There are several tips you can follow so that your child's eyes remain healthy and see clearly from birth through the teen years.

Eat right both during pregnancy and after so that your baby will be healthier.

Provide nutritious meals with fruits, vegetables, nuts, and fish (for non-vegetarian). These foods contain key antioxidants and nutrients such as vitamin C, vitamin, E, zinc, omega-3 fatty acids, and lutein, which are linked to eye health. 

Provide your child with age-appropriate toys that are free from sharp edges.

Give your child toys that encourage visual development.

Watch your baby for signs that the eyes are crossed or turned out/in.

Look at your baby for any dullness or whitish appearance in black eyeball.    

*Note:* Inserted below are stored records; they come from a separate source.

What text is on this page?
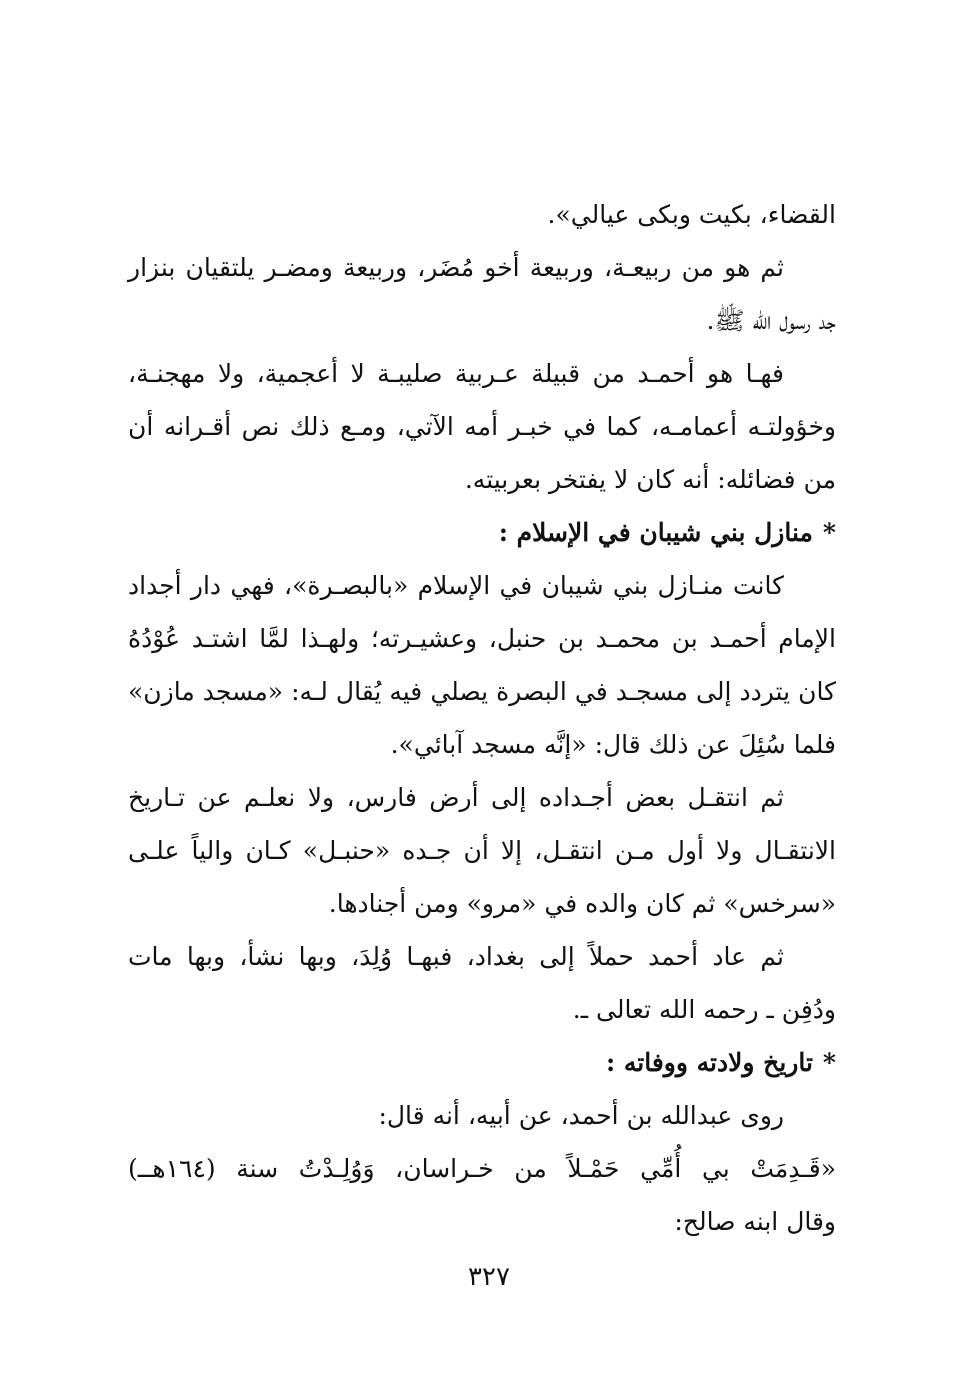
القضاء، بكيت وبكى عيالي».

ثم هو من ربيعـة، وربيعة أخو مُضَر، وربيعة ومضـر يلتقيان بنزار

جد رسول الله ﷺ.

فهـا هو أحمـد من قبيلة عـربية صليبـة لا أعجمية، ولا مهجنـة،

وخؤولتـه أعمامـه، كما في خبـر أمه الآتي، ومـع ذلك نص أقـرانه أن

من فضائله: أنه كان لا يفتخر بعربيته.

*منازل بني شيبان في الإسلام :

كانت منـازل بني شيبان في الإسلام «بالبصـرة»، فهي دار أجداد

الإمام أحمـد بن محمـد بن حنبل، وعشيـرته؛ ولهـذا لمَّا اشتـد عُوْدُهُ

كان يتردد إلى مسجـد في البصرة يصلي فيه يُقال لـه: «مسجد مازن»

فلما سُئِلَ عن ذلك قال: «إنَّه مسجد آبائي».

ثم انتقـل بعض أجـداده إلى أرض فارس، ولا نعلـم عن تـاريخ

الانتقـال ولا أول مـن انتقـل، إلا أن جـده «حنبـل» كـان والياً علـى

«سرخس» ثم كان والده في «مرو» ومن أجنادها.

ثم عاد أحمد حملاً إلى بغداد، فبهـا وُلِدَ، وبها نشأ، وبها مات

ودُفِن ـ رحمه الله تعالى ـ.

*تاريخ ولادته ووفاته :

روى عبدالله بن أحمد، عن أبيه، أنه قال:

«قَـدِمَتْ بي أُمِّي حَمْـلاً من خـراسان، وَوُلِـدْتُ سنة (١٦٤هــ)

وقال ابنه صالح:

٣٢٧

Provide sun protection means child should not look at sun while playing in outdoors, this may damage internal eye (retina).



Your child's eyes should be examined regularly, particularly during infancy and childhood.

First aid tips for eye injuries:
  • If your child spills something in his or her eye and you don't know what it is, or if there is a chemical (acid or alkaline) substances in it, flush your child's eye with water for at least 15-20 minutes and seek ophthalmic consultation at the earliest.
  • If your child is hit in the eye with a blunt object, examine the eye closely. If you see bleeding or unable to open the eyelids, seek ophthalmic consultation at the earliest.
  • If your child continues to be in pain, constantly rubs his or her injured eye, has persistent tearing, or complains of blurry or double vision - in the meantime, cover your child's injured eye with a cold pack for 5-10 minutes every hour or so.
  • If your child's eye is injured with a sharp object, do NOT press on the eye or eyelid. Cover the eye with a shield (the cut-out bottom of a foam cup would do) and seek immediate ophthalmic consultation. If the sharp object is still in the child's eye DO NOT remove it. Instead cover the eye with eye cup or shield.